For nontrivial bugs, you can write a test as documentation of the bug. The definition of a nontrivial bug is something more than a misspelled word, a bad color, or an unaligned dialog box. For each bug, the discoverer should create an acceptance test that shows that the desired behavior has not been achieved. With the bug, the acceptance test fails. When it passes, the bug has been fixed.1

For example, suppose that you were coding the discount example in Chapter 4, “An Introductory Acceptance Test,” and you did not have an acceptance test. If a bug was reported for a Good customer, you would create an acceptance test. To ensure that the bug fix does not affect other behavior, include related test cases that are currently passing. For example, here are tests around other values for a Good customer. You might also have tests for the Excellent customer as well, depending on the situation - the cost involved if the bug fix might alter that Customer Rating as well.

image

Root Cause Analysis

If a bug like the preceding appears, you have an opportunity to do root-cause analysis.2 What you are looking for is why the bug appeared. Is it something in the process itself, or was it a random event? Was the case in production not covered by a test case, and if so, why not? Were the data values not expected? For example, suppose a data value was supposed to be between 1 and 100, but the value in production was found to be 101. In that case, you create an acceptance test that demonstrates the correct behavior—limiting the value to 100. Because an acceptance test represents a requirement, the need for this acceptance test being created after implementation may represent a missed requirement An acceptance test that has the wrong values is a misinterpreted requirement.

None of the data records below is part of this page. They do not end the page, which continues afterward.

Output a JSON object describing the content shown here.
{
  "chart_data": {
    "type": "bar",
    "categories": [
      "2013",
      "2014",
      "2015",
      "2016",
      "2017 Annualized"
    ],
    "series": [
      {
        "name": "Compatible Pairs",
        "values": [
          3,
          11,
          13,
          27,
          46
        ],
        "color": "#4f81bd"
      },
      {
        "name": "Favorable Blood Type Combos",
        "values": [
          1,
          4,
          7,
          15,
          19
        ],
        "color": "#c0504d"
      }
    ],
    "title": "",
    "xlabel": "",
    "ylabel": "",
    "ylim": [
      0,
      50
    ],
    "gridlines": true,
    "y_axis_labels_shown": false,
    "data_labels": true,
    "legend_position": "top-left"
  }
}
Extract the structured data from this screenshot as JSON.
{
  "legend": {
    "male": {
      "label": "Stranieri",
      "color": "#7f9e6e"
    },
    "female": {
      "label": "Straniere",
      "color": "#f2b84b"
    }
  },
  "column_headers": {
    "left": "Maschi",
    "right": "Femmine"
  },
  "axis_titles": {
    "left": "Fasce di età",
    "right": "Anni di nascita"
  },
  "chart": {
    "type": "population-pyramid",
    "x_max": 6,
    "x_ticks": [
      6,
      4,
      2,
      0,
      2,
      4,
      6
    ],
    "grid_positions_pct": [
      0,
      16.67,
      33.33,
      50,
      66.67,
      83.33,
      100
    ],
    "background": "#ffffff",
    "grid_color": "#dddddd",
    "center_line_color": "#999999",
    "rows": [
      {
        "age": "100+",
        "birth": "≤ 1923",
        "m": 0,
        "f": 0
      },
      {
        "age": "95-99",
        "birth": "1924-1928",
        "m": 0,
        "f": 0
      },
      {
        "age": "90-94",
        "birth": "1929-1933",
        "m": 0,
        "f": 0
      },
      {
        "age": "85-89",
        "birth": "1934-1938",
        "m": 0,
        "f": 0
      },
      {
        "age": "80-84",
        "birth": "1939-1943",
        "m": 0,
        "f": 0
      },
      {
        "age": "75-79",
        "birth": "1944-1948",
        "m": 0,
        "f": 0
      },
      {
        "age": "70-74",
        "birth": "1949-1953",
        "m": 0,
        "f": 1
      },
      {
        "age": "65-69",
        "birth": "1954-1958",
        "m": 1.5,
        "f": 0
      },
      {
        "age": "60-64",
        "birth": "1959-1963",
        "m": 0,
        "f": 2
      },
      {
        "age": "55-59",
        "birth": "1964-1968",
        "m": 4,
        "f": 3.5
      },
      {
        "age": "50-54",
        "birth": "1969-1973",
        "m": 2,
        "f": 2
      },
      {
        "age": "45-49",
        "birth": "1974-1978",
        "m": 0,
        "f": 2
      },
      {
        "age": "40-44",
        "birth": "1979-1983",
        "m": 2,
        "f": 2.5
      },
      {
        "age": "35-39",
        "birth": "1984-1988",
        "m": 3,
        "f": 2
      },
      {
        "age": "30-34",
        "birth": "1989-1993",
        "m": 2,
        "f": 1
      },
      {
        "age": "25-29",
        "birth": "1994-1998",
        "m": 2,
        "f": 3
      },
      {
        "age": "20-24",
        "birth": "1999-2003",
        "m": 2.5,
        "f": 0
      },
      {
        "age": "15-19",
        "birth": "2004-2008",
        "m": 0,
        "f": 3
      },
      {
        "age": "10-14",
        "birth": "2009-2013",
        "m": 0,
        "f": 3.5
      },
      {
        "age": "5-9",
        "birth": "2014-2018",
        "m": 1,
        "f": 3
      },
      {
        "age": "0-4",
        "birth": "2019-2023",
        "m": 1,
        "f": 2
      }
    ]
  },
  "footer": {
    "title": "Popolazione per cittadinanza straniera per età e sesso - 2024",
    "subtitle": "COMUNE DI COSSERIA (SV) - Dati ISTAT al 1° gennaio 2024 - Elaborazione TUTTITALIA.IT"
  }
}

The missed or misinterpreted requirement may be traced to a random event, such as, “We had to get this done in four hours before release.” Alternatively, it may be traced to a common cause, such as, “The customer never collaborates with us before we start implementing.”3

If you find yourself getting buried in analysis, try something you think might prevent the problem from reoccurring and see what happens. If it doesn’t work, try something else.

Production Bugs

One of the most important measures for a team process is the number of bugs that have escaped to production. You should examine the root cause or causes of each escaped bug so you can discover how to prevent more of them from escaping in the future.

Regression Testing

The primary purpose of acceptance tests is to translate the customer requirements into code. If you have acceptance tests for all requirements, you can use the set of acceptance tests as a regression test suite. Unless the requirement associated with an acceptance test changes, all acceptance tests should pass. If a change is made to the implementation to accommodate a new requirement, all previous acceptance tests should still pass. If previous tests break when a new requirement is introduced, you may have issues in the design of your code.

If the acceptance tests are automated, run them as often as possible. This provides immediate feedback that a change in the application has caused some previously implemented functionality to break.


Summary

• You can use acceptance tests as any of the following:

• A rough guide to story completeness

• A rough way to estimate relative story effort

• A way to break up stories

Distributed teams that break up a story should have acceptance tests for their part of the story.

• Examine the root cause of why an acceptance test was missed or incorrect. If possible, change the process to eliminate the cause.